Question

A disc starts to rotate from rest and after completing 2 revolutions, it angular velocity is 6.88 rad s-1. The moment of inertia of the disc about its axis of rotation is 1.24 kg m2

(a) The angular acceleration of the disc. Does the disc accelerate or decelerate?
(b) torque on the disc.​
A) Angular acceleration is 6.88 rad/s², and the disc accelerates.
B) Angular acceleration is -6.88 rad/s², and the disc decelerates.
C) Angular acceleration is 13.76 rad/s², and the disc accelerates.
D) Angular acceleration is -13.76 rad/s², and the disc decelerates.

Answer 1

The angular acceleration of the disc is 1.09 rad/s² and it accelerates.

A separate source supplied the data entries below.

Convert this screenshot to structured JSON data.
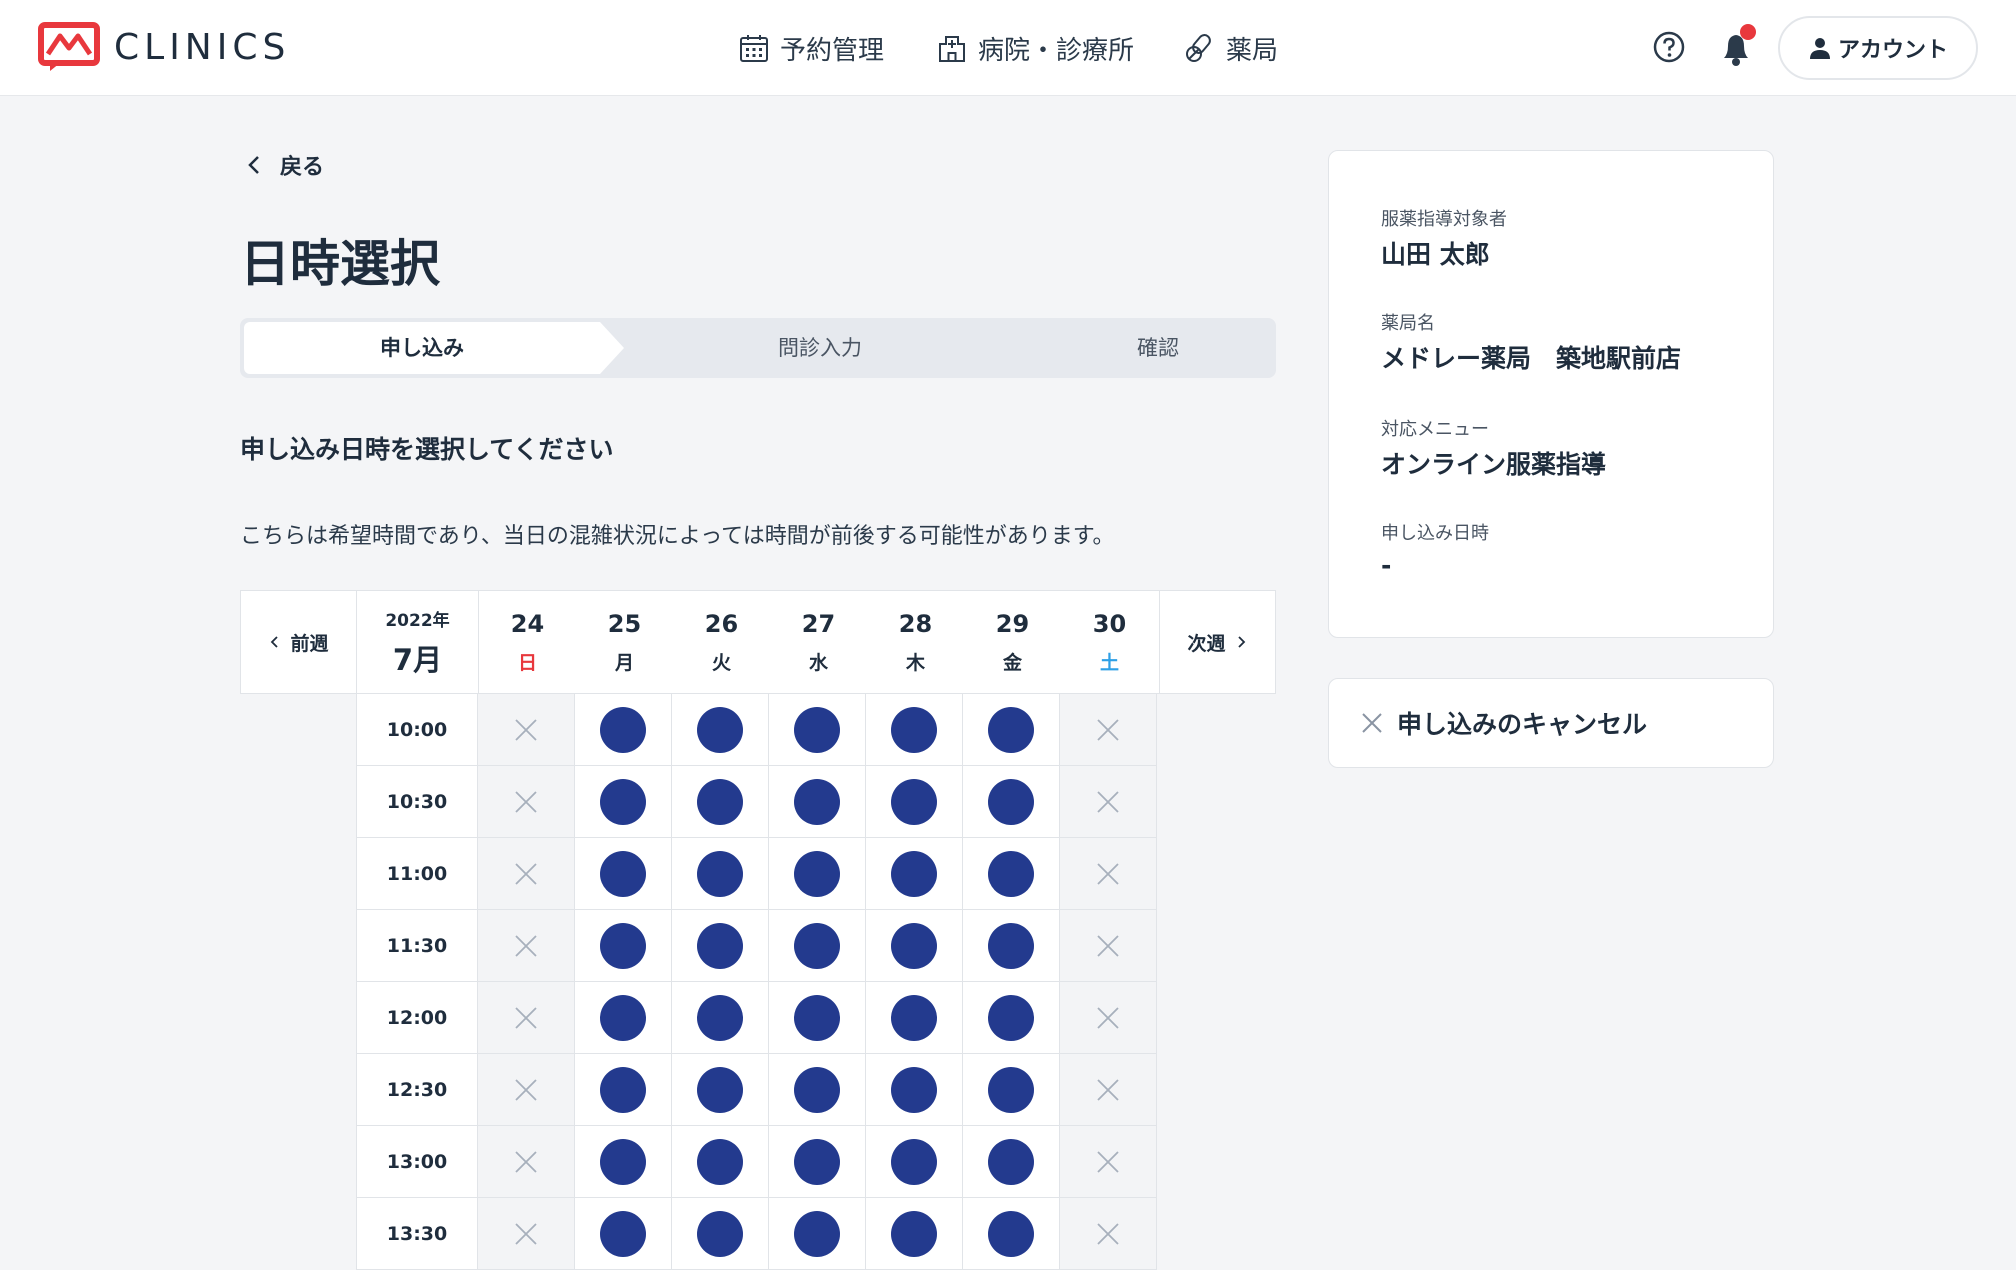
{
  "header": {
    "logo_text": "CLINICS",
    "nav": [
      {
        "label": "予約管理",
        "icon": "calendar-icon"
      },
      {
        "label": "病院・診療所",
        "icon": "hospital-icon"
      },
      {
        "label": "薬局",
        "icon": "pills-icon"
      }
    ],
    "account_label": "アカウント",
    "has_notification": true
  },
  "back_label": "戻る",
  "page_title": "日時選択",
  "stepper": [
    "申し込み",
    "問診入力",
    "確認"
  ],
  "active_step": 0,
  "section_title": "申し込み日時を選択してください",
  "notice": "こちらは希望時間であり、当日の混雑状況によっては時間が前後する可能性があります。",
  "calendar": {
    "prev_label": "前週",
    "next_label": "次週",
    "year": "2022年",
    "month": "7月",
    "days": [
      {
        "num": "24",
        "weekday": "日",
        "type": "sun"
      },
      {
        "num": "25",
        "weekday": "月",
        "type": ""
      },
      {
        "num": "26",
        "weekday": "火",
        "type": ""
      },
      {
        "num": "27",
        "weekday": "水",
        "type": ""
      },
      {
        "num": "28",
        "weekday": "木",
        "type": ""
      },
      {
        "num": "29",
        "weekday": "金",
        "type": ""
      },
      {
        "num": "30",
        "weekday": "土",
        "type": "sat"
      }
    ],
    "times": [
      "10:00",
      "10:30",
      "11:00",
      "11:30",
      "12:00",
      "12:30",
      "13:00",
      "13:30"
    ],
    "availability": [
      false,
      true,
      true,
      true,
      true,
      true,
      false
    ]
  },
  "sidebar": {
    "patient_label": "服薬指導対象者",
    "patient_value": "山田 太郎",
    "pharmacy_label": "薬局名",
    "pharmacy_value": "メドレー薬局　築地駅前店",
    "menu_label": "対応メニュー",
    "menu_value": "オンライン服薬指導",
    "datetime_label": "申し込み日時",
    "datetime_value": "-"
  },
  "cancel_label": "申し込みのキャンセル",
  "colors": {
    "accent": "#233a8e",
    "brand_red": "#e8383d",
    "saturday": "#2ea0e6"
  }
}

The torque on the disc is approximately 1.35 Nm.

Step-by-step explanation:

To find the angular acceleration of the disc, we can use the formula: angular acceleration = change in angular velocity/time. The change in angular velocity is given as 6.88 rad/s and the time is the number of revolutions completed, which is 2. Since each revolution is equivalent to 2π radians, the change in angular velocity is 2 x 2π = 4π rad/s. Therefore, the angular acceleration is 6.88 rad/s / 4π rad/s = 1.09 rad/s². Since the angular acceleration is positive, the disc accelerates. To find the torque on the disc, we can use the formula: torque = moment of inertia x angular acceleration. Substituting the given values, we have torque = 1.24 kg m² x 1.09 rad/s² ≈ 1.35 Nm.